Girls continue to perform better than boys across the region in all subjects, in international and national standardised tests. Meanwhile, boys are more likely to repeat a grade, drop out of school, and are less likely to continue on to higher education, Dr. Ridge said, citing studies.
“While the successes of women and girls in the region are heralded internally and externally, the poor achievement and retention of boys goes unmentioned, except perhaps to serve as a comparison point for girls,” Dr. Ridge wrote in her new book, Education and the Reverse Gender Divide in the Gulf States. The book draws on five years of research to try to explain the education gap in the region, and why so little has been done to improve the educational achievements of boys.

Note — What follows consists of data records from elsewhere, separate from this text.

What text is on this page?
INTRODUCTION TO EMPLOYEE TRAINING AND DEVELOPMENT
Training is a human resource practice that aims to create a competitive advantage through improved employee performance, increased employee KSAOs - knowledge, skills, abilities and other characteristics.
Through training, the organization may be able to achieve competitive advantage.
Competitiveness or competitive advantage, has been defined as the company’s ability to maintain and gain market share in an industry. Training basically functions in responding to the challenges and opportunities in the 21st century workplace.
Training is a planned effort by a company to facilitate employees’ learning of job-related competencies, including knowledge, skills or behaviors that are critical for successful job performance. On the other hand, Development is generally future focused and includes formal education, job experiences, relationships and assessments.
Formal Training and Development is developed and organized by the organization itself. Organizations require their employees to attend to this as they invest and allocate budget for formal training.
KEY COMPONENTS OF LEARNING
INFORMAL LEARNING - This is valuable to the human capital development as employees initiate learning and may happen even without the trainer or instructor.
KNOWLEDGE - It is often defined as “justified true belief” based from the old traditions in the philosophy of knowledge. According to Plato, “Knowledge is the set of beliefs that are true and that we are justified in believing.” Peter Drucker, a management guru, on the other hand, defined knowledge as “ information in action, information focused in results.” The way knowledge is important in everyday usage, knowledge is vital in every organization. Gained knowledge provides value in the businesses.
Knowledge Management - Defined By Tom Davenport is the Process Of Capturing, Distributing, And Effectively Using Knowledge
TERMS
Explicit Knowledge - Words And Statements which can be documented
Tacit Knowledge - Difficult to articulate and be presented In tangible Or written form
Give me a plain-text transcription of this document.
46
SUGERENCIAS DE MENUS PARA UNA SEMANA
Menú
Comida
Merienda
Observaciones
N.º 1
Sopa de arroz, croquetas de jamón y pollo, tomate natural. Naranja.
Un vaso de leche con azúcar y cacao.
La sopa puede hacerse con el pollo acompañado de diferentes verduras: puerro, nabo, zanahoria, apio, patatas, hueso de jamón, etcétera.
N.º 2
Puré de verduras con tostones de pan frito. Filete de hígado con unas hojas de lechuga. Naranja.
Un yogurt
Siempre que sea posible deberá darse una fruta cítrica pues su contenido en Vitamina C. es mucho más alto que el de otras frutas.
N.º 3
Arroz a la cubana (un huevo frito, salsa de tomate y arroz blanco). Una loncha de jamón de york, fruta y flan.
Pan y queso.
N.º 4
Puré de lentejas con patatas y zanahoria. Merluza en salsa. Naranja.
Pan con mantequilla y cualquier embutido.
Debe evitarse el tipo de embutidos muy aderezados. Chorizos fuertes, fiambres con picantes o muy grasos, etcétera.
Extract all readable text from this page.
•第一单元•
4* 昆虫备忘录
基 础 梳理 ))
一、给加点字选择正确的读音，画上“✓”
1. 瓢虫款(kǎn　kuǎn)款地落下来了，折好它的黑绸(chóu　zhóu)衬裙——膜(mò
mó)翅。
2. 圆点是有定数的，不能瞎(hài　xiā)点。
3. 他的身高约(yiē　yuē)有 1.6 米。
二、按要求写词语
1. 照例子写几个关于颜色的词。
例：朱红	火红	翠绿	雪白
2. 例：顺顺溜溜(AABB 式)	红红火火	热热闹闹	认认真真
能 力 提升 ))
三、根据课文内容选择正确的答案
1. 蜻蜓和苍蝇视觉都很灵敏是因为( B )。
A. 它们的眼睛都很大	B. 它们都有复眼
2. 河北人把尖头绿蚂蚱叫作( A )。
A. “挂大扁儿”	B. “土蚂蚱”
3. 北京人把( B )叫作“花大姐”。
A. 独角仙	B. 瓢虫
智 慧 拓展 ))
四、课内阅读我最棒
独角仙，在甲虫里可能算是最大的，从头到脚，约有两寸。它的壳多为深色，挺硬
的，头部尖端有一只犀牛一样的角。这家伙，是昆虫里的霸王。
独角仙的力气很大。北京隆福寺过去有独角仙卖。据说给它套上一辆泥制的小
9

Poorly educated boys were more likely to commit crimes, suffer from poor health and have a shorter lifespan, Dr. Ridge said. Last year, all of the Emirati inmates in Ras Al Khaimah were men and they made up 21 per cent of the prison population, according to her research.
“Evidence from elsewhere points to the value of education in reducing crime and improving health,” she said. “Obesity levels are on the rise across the GCC, with boys more obese than girls overall.”
Having poorly educated men in society also affects the social balance.
“There’s consequences for women, in terms of not being able to find suitable marriage partners, because women aren’t just looking for someone with a job, they’re looking for someone who is similarly educated,” Dr Ridge said.
Glen Poole, the author of Equality For Men, Helping Men and the forthcoming Integral Gender Theory, said education was one of the greatest roots to a successful life.
“If you have a good education, you’re more likely to have a good income, you’re more likely to live longer, you’re more likely to live a safe life, you’re less likely to be a victim of violence or crime,” Mr. Poole said. “And you’re more likely to pass on those benefits to your children.”
Both Mr. Poole and Dr. Ridge told of the need to increase the number of male role models – Emirati and otherwise – in schools.
While 80 percent of teachers in government schools for boys are expatriate men, Dr. Ridge said measures needed to be taken to “re-engage” them in educating the population by offering them better working conditions and making them feel more invested in the community.
She suggested revising the educational curriculum in the UAE so that it is more suited for boys, as well as allowing more room for trial-and-error learning. “Improving the curriculum in terms of making it more interesting, more engaging, more accessible, more interactive,” she said. “We need to create more incentives for males to be educated.”